Trace and profile GPU-accelerated applications with NSight Systems
This example demonstrates how to use NVIDIA’s NSight Systems profiling tool on Modal.
NSight Systems traces and profiles GPU-accelerated applications at the systems level — that is, it correlates events across the host and the device(s), aka the CPU(s) and GPU(s).
To run NSight Systems, you will need to use a different version of Modal’s Function runtime that allows user code to perform additional syscalls. This is made available to select users on Modal’s Enterprise Plan. Users on that plan can request access by contacting Modal Support.
Note that the PyTorch profiler captures similar metrics to NSight Systems but does not require elevated permissions. You can find sample code for that here.
Install NSight Systems and the CUDA Toolkit
First, we need to install the software into our container Image.
from pathlib import Path
import modal
app = modal.App("example-nsys")
here = Path(__file__).parent # directory of this script
image = (
modal.Image.debian_slim(python_version="3.12")
.run_commands(
# install system packages required to install NSight Systems
"apt update",
"apt install -y --no-install-recommends gnupg wget software-properties-common",
# add NVIDIA's GPG keys
"wget https://developer.download.nvidia.com/compute/cuda/repos/debian12/x86_64/cuda-keyring_1.1-1_all.deb",
"dpkg -i cuda-keyring_1.1-1_all.deb",
# add the contrib APT repository that distributes CUDA software on Debian Linux
"add-apt-repository contrib",
# install NSight Systems and the CUDA Toolkit
"apt update",
"apt install -y cuda-nsight-systems-12-8 cuda-toolkit-12-8",
)
# update the PATH so that the CUDA software can be found
.env({"PATH": "/usr/local/cuda-12/bin:${PATH}"})

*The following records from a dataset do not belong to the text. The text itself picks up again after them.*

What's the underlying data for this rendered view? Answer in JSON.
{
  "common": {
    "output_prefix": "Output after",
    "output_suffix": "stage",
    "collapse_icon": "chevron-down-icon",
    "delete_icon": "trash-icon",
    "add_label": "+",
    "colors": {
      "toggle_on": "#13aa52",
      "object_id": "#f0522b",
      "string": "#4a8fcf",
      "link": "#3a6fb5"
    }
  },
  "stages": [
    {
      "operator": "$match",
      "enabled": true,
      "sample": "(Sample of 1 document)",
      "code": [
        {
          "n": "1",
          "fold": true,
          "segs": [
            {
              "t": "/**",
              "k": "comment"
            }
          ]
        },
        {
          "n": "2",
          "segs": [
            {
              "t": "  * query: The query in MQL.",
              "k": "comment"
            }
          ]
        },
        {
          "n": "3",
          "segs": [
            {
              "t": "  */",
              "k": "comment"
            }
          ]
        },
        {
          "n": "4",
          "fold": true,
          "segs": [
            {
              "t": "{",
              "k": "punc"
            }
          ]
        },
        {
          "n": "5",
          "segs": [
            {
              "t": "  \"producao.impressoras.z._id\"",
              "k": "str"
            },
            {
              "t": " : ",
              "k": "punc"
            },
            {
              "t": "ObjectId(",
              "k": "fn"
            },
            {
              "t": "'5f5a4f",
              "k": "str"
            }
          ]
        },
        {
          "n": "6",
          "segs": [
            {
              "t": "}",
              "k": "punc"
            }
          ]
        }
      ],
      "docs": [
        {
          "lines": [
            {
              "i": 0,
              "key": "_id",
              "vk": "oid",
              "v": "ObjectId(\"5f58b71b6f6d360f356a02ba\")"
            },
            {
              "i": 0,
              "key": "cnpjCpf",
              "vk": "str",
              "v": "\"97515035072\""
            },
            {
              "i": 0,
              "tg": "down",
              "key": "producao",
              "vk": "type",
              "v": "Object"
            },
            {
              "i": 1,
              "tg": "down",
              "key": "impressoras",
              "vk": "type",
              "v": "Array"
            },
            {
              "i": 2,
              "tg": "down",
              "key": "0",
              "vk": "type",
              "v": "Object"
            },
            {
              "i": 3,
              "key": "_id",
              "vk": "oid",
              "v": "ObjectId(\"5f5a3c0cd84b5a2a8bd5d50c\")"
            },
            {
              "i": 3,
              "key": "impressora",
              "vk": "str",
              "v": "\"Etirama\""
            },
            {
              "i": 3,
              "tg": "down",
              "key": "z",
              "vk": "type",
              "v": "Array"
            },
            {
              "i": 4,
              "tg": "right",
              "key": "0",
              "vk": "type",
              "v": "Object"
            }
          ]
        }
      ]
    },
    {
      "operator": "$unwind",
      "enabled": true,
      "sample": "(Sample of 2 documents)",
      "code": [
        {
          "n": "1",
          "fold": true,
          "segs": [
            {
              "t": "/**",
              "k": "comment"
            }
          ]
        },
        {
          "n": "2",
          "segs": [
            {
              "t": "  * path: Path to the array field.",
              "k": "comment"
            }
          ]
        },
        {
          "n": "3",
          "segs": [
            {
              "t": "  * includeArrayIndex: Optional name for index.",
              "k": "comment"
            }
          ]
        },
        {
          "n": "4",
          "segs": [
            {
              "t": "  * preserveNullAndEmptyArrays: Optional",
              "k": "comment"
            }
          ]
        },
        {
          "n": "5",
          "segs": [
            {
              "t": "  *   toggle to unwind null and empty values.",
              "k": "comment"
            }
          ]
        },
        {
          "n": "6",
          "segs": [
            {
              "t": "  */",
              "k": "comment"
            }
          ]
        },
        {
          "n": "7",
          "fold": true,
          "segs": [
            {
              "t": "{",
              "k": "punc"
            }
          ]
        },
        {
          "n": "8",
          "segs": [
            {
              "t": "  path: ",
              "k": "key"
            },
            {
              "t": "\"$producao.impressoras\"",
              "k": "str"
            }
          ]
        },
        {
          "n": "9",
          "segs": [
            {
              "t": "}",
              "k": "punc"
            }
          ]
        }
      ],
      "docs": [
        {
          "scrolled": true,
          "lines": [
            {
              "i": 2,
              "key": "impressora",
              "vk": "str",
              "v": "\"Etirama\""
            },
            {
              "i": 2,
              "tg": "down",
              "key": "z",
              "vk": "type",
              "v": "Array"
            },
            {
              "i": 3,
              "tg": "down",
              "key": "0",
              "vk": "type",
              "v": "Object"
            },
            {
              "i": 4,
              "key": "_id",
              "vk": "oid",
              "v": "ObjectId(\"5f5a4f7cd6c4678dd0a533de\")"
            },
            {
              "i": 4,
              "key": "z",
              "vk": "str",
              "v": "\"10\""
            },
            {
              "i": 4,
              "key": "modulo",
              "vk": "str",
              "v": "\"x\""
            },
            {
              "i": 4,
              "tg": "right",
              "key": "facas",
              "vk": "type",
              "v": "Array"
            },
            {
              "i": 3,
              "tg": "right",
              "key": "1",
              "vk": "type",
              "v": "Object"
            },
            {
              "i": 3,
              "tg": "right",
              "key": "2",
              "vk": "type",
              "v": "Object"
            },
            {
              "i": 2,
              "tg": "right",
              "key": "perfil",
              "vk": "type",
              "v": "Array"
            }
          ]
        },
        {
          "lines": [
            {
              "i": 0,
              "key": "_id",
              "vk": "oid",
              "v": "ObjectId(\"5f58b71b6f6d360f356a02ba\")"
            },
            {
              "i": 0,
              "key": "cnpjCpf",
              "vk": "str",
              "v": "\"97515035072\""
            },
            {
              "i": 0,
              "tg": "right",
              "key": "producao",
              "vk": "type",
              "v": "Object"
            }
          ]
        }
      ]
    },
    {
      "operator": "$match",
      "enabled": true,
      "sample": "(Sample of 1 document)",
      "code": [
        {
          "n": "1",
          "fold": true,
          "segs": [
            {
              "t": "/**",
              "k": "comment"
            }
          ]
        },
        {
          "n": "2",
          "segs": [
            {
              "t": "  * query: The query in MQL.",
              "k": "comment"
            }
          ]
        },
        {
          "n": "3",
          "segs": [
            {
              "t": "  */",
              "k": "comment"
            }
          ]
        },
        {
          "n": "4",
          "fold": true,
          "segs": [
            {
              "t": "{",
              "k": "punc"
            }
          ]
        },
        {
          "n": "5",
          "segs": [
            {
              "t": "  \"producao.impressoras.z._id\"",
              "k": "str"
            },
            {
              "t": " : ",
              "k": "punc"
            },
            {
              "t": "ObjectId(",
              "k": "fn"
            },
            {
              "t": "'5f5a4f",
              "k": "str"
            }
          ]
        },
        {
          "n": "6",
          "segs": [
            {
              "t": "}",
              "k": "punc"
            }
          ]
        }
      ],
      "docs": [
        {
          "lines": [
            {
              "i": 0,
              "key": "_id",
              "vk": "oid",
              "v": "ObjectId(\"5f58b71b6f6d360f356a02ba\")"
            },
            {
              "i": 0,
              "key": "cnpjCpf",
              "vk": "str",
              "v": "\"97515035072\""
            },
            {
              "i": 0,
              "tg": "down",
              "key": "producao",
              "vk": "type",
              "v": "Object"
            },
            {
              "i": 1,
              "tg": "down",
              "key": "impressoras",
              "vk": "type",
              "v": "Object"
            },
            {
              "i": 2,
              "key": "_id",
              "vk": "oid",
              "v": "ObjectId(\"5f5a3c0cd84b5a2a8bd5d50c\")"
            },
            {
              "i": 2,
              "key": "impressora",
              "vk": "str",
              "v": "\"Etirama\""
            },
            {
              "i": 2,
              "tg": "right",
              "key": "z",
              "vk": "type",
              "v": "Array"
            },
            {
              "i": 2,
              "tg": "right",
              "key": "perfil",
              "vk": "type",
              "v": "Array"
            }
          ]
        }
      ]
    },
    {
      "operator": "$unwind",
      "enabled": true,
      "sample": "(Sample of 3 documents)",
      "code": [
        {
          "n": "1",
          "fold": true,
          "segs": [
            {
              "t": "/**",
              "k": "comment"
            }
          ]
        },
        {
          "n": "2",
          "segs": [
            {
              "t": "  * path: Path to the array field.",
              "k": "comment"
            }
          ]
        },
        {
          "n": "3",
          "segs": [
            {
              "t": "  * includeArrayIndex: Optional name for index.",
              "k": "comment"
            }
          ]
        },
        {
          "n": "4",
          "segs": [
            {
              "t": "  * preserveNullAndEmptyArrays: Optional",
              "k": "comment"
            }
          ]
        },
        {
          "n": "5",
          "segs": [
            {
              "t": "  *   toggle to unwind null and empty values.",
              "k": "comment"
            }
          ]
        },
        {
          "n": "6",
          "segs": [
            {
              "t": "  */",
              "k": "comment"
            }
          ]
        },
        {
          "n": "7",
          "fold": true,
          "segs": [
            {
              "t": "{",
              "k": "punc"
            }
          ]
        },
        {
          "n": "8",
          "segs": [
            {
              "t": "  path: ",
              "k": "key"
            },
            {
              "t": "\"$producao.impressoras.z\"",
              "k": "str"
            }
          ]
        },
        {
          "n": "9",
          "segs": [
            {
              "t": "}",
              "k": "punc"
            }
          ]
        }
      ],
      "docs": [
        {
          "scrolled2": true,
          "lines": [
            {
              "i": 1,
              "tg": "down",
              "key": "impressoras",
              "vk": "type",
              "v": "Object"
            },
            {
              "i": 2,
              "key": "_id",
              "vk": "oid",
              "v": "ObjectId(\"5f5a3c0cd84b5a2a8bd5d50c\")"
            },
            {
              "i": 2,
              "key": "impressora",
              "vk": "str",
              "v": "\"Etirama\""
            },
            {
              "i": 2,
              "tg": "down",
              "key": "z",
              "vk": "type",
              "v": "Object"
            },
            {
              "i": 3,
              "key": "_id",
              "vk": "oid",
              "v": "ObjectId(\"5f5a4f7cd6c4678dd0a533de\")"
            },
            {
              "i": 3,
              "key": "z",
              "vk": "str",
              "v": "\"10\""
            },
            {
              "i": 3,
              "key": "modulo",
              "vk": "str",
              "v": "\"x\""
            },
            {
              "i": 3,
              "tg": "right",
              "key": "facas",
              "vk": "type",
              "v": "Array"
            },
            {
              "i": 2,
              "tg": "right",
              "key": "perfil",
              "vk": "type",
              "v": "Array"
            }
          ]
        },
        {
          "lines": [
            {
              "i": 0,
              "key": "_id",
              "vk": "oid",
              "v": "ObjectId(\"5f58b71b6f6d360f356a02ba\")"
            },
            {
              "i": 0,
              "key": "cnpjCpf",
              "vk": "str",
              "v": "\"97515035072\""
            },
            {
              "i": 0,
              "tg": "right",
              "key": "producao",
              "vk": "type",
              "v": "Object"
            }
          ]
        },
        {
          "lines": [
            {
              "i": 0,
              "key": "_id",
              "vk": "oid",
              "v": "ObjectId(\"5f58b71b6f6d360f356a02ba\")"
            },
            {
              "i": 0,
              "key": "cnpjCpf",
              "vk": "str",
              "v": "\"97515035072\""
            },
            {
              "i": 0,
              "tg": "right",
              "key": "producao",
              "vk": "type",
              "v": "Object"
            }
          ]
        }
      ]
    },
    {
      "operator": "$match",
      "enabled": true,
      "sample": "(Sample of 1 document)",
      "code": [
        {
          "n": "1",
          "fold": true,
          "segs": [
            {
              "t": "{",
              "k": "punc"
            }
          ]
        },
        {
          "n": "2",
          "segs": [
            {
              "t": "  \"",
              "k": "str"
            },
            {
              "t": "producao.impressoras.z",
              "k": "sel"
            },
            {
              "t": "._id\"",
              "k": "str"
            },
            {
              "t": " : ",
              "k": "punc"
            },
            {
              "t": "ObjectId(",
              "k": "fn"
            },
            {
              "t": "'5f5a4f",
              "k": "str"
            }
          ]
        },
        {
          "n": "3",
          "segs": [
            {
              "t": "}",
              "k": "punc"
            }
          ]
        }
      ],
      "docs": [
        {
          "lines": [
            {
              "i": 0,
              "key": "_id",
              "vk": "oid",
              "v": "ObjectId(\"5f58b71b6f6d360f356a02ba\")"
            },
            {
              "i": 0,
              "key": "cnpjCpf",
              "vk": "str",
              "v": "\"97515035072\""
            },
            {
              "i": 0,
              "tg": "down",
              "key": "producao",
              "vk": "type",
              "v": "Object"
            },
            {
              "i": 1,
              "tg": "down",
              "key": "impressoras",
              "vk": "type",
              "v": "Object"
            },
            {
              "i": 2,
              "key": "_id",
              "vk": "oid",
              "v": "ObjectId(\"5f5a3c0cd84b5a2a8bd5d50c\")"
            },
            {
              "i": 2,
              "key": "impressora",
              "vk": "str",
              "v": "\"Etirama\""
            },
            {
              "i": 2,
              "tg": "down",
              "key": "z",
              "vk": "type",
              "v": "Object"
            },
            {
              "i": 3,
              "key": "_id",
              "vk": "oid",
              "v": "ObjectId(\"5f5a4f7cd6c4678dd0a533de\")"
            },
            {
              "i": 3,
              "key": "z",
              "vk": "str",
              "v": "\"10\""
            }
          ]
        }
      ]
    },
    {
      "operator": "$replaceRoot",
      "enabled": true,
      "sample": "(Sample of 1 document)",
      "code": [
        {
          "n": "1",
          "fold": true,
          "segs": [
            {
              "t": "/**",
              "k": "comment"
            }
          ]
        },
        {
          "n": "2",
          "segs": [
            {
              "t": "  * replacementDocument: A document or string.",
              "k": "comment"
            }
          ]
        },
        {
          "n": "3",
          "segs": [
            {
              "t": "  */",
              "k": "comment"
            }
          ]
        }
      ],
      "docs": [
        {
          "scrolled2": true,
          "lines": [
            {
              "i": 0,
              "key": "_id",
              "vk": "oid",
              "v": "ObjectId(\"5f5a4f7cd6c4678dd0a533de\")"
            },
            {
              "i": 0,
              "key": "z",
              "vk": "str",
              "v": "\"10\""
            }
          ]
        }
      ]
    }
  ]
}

# add local files for use in `modal shell`, see discussion below
.add_local_file(here / "toy.cu", remote_path="/root/toy.cu")
)
Run NSight Systems on Modal
Now we can use the nsys
command-line tool on Modal.
As a simple demonstration, we can pass in code directly as a string,
compile it with nvcc
, and then profile it with nsys
.
We both return the generated profile to the caller and persist the profile to a Modal Volume.
profile_volume = modal.Volume.from_name("example-nsys-traces", create_if_missing=True)
@app.function(image=image, gpu="A10", volumes={"/traces": profile_volume})
def compile_and_profile(code: str, output_path: str = "profile.nsys-rep"):
import subprocess
Path("kernel.cu").write_text(code)
subprocess.run(["nvcc", "-arch=sm_75", "kernel.cu"], check=True)
output_path = f"/traces/{output_path}"
subprocess.run(["nsys", "profile", "--output", output_path, "./a.out"], check=True)
return Path(output_path).read_bytes()
To confirm everything’s working, we can pass the code directly to our Modal Function from the terminal and write the response into a local file:
MODAL_FUNCTION_RUNTIME=runc modal run -w profile.nsys-rep nsys.py::compile_and_profile --code $'#include <iostream>\nint main() { std::cout << "Hello, World!" << std::endl; return 0; }'
If you install the NSight Systems GUI on your local machine, you can view the trace and profiler report — no NVIDIA GPUs or CUDA Toolkit required.
The local_entrypoint
below shows a slightly more realistic pattern,
based on passing in a path to a CUDA program.
MODAL_FUNCTION_RUNTIME=runc modal run nsys.py --input-path toy.cu
@app.local_entrypoint()
def main(input_path: str | None = None, output_path: str | None = None):
if not input_path:
input_path = here / "toy.cu"
code = Path(input_path).read_text()
profile = compile_and_profile.remote(code)
(path := Path(output_path or here / "profile.nsys-rep")).write_bytes(profile)
print(f"profile saved at {path}")
For multi-file compilation and profiling, we recommend using Image.add_local_file
and Image.add_local_dir
to add your source code to the Image and then either editing the nvcc
command directly
or profiling in an interactive shell with
MODAL_FUNCTION_RUNTIME=runc modal shell nsys.py
Profiles saved to /traces/
will be persisted in a Modal Volume.
See the guide for details on how to retrieve them for local review.